L’intégration du principe d’« obligation de vigilance environnementale et sanitaire » pourrait avoir un effet préventif, objectif majeur évidemment de la reconnaissance du crime d’écocide. Et plutôt que de fonder par exemple la décision d’ouvrir une centrale nucléaire sur une étude de risques comme c’est le cas aujourd’hui – où, si le pourcentage n’est pas trop élevé, l’autorisation est accordée –, les entreprises et les Etats devraient prendre en compte les conséquences d’une éventuelle catastrophe, et renoncer en cas d’impact sur la sûreté de la planète. « Un juge pourrait prendre une mesure conservatoire et interdire par exemple à Areva la construction de sa future centrale nucléaire à côté de Bombay, dans une zone à multiples lignes de faille... », ajoute l’expert.

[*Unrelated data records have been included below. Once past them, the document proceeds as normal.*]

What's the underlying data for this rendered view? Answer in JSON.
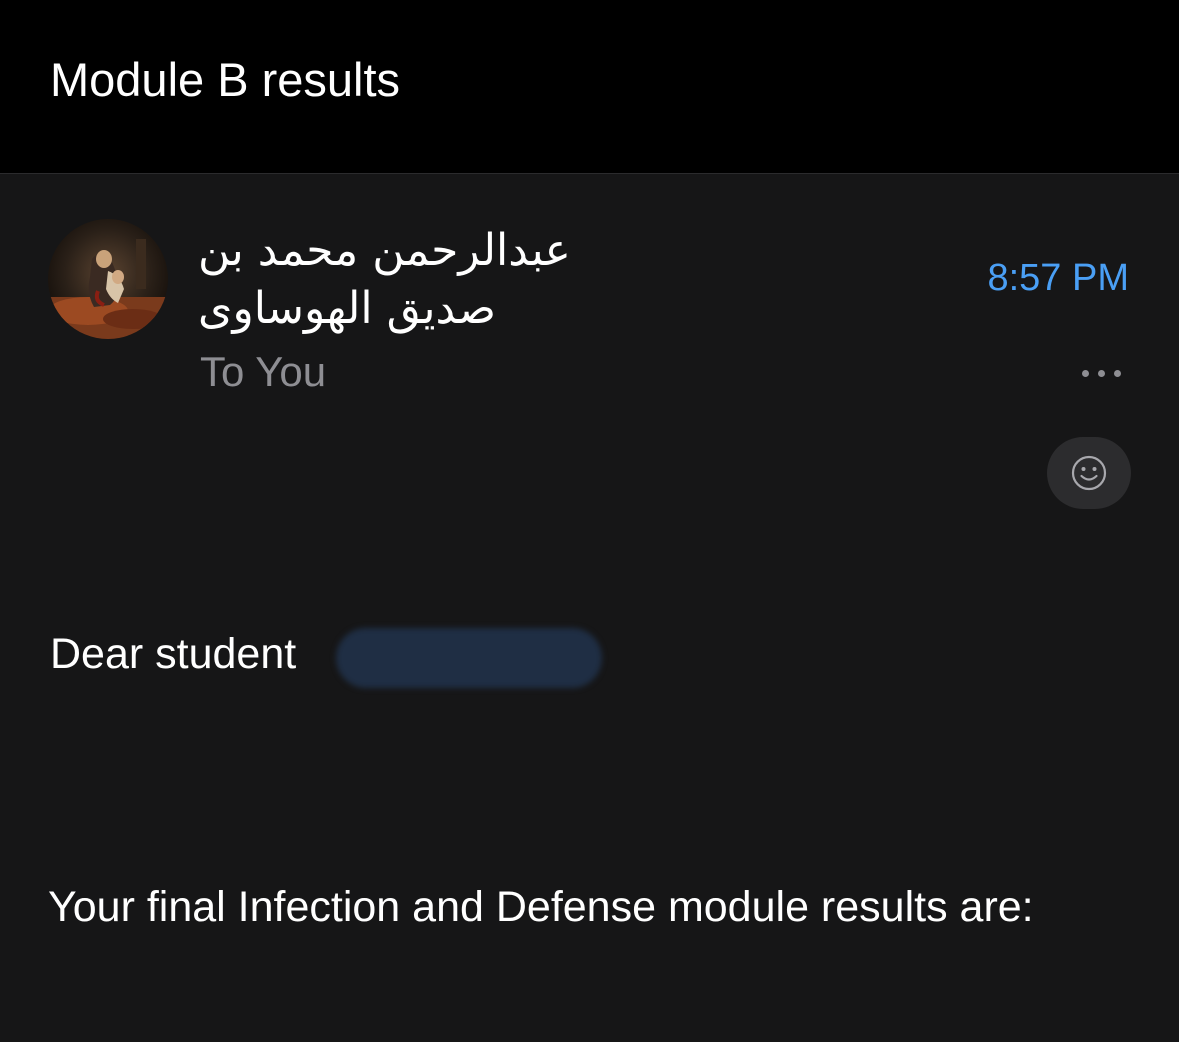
{
  "header": {
    "subject": "Module B results"
  },
  "message": {
    "sender_line1": "عبدالرحمن محمد بن",
    "sender_line2": "صديق الهوساوى",
    "recipient": "To You",
    "time": "8:57 PM",
    "greeting": "Dear student",
    "body": "Your final Infection and Defense module results are:"
  },
  "icons": {
    "avatar": "avatar-painting",
    "more": "more-dots-icon",
    "reaction": "smiley-icon"
  },
  "colors": {
    "background": "#161617",
    "header_background": "#000000",
    "time_accent": "#4a9ff5",
    "secondary_text": "#8e8e93",
    "reaction_button": "#2c2c2e"
  }
}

Pratiquement, l’idée est d’amender le Statut de Rome, fondateur de la Cour pénale internationale, et idéalement d’instaurer une chambre dédiée aux écocides [4], qui s’appuierait sur une équipe scientifique, des enquêteurs, et serait indépendante des pouvoirs politiques et des lobbies. « L’intérêt de la CPI est aussi de juger les personnes physiques, ajoute Valérie Cabanes, ce qui pourrait davantage les responsabiliser. »

Et peut-être arrêter, enfin, ces gestes destructeurs qui sont encore posés aux quatre coins du monde, creusant notre dette écologique vis-à-vis d’une bonne partie de l’humanité présente et à venir. Si l’appât du gain, le court-termisme et l’aveuglement nous dirigent vers l’abîme, peut-être que la justice, elle, peut nous empêcher d’y sombrer.

[1Des écocrimes à l’écocide (dir.), p. 381.

[2Pour être exacts, la constitution d’une dizaine de pays – Vietnam en tête, pour des raisons historiques évidentes – comprennent la notion d’écocide.

[3Laurent Neyret, ibidem, p. 394.

[4Toutes les affaires ne doivent pas passer par la Haye, un Etat pouvant nommer un juge national qui sera alors compétent dans son propre pays.

Source : Imagine demain le monde, janvier/février 2016.